State of Washington
Ethics Advisory CommitteeOpinion 96-02
May a judicial officer join and participate in a domestic violence task force?
The mission statement for this particular task force provides that the mission of the various community service systems in regard to family violence should be to aid any person affected by such violence with the primary focus being the safety of the victim; and to foster a belief, at all levels of the community, that domestic violence shall not be tolerated in the county.
The judicial officer is a full time judge in a district court who hears all aspects of Assault IV Domestic Violence cases. These cases make up a large part of the court’s duties and that of the probation staff which the judicial officer oversees.

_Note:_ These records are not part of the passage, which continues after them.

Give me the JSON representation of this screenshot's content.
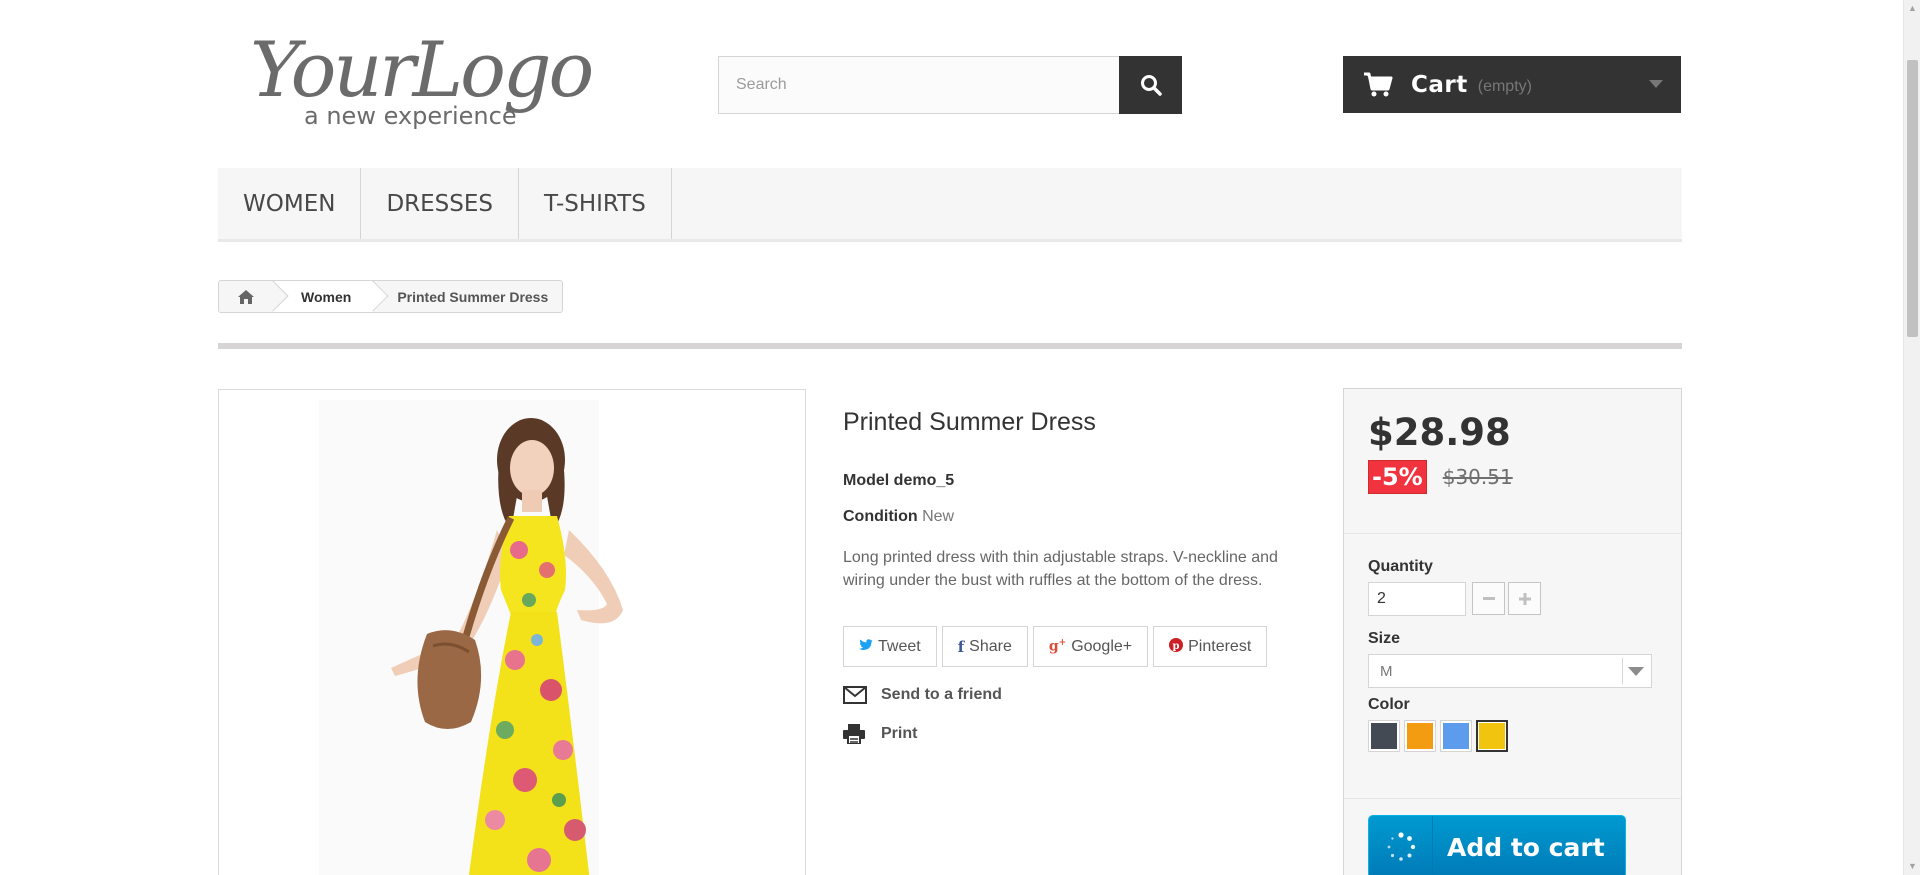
{
  "header": {
    "logo": {
      "main": "YourLogo",
      "tagline": "a new experience"
    },
    "search": {
      "placeholder": "Search",
      "value": ""
    },
    "cart": {
      "label": "Cart",
      "status": "(empty)"
    }
  },
  "menu": {
    "items": [
      {
        "label": "WOMEN"
      },
      {
        "label": "DRESSES"
      },
      {
        "label": "T-SHIRTS"
      }
    ]
  },
  "breadcrumb": {
    "items": [
      {
        "label": "Women"
      },
      {
        "label": "Printed Summer Dress"
      }
    ]
  },
  "product": {
    "title": "Printed Summer Dress",
    "model_label": "Model",
    "model_value": "demo_5",
    "condition_label": "Condition",
    "condition_value": "New",
    "description": "Long printed dress with thin adjustable straps. V-neckline and wiring under the bust with ruffles at the bottom of the dress.",
    "social": [
      {
        "label": "Tweet",
        "icon": "twitter-icon"
      },
      {
        "label": "Share",
        "icon": "facebook-icon"
      },
      {
        "label": "Google+",
        "icon": "google-plus-icon"
      },
      {
        "label": "Pinterest",
        "icon": "pinterest-icon"
      }
    ],
    "send_to_friend": "Send to a friend",
    "print": "Print"
  },
  "buy_box": {
    "price": "$28.98",
    "discount": "-5%",
    "old_price": "$30.51",
    "quantity_label": "Quantity",
    "quantity_value": "2",
    "size_label": "Size",
    "size_value": "M",
    "color_label": "Color",
    "colors": [
      {
        "name": "dark-grey",
        "hex": "#434a54"
      },
      {
        "name": "orange",
        "hex": "#f39c11"
      },
      {
        "name": "blue",
        "hex": "#5d9cec"
      },
      {
        "name": "yellow",
        "hex": "#f1c40f",
        "selected": true
      }
    ],
    "add_to_cart": "Add to cart"
  },
  "colors": {
    "dark": "#333333",
    "discount_red": "#f13340",
    "cart_blue": "#0095cc"
  }
}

Some of the task force goals for the courts are: prosecution and courts need to develop standards for sentencing; courts should not sentence any defendant in domestic violence cases until the defendant’s background and prior convictions have been researched; domestic violence assaults should result in supervised probation; priorities should be given to domestic violence assault cases so the victim will not be required to wait long periods of time before a trial; and sentence revocation hearings should be held promptly.
CJC Canon 4 permits judges to participate in quasi-judicial activities that do not cast doubt on their capacity to decide impartially any issue that may come before them. Because the goals established by the task force adopt a specific agenda which recommends judicial policy and it appears to act as an advocacy group it would not be appropriate for the judicial officer to join and participate in the domestic violence task force as the judicial officer presides over domestic violence cases. This particular task force appears to act as an advocacy group which distinguishes its functions from other groups that do not act in an advocacy role such as the Domestic Relations Commission. This task force advocates for victims of domestic violence and as such is more like Mothers Against Drunk Drivers (MADD) than it is to other groups which do not engage in the role of advocate.
The judicial officer would not be precluded from meeting with this particular task force even though the judicial officer may not join and participate on the task force.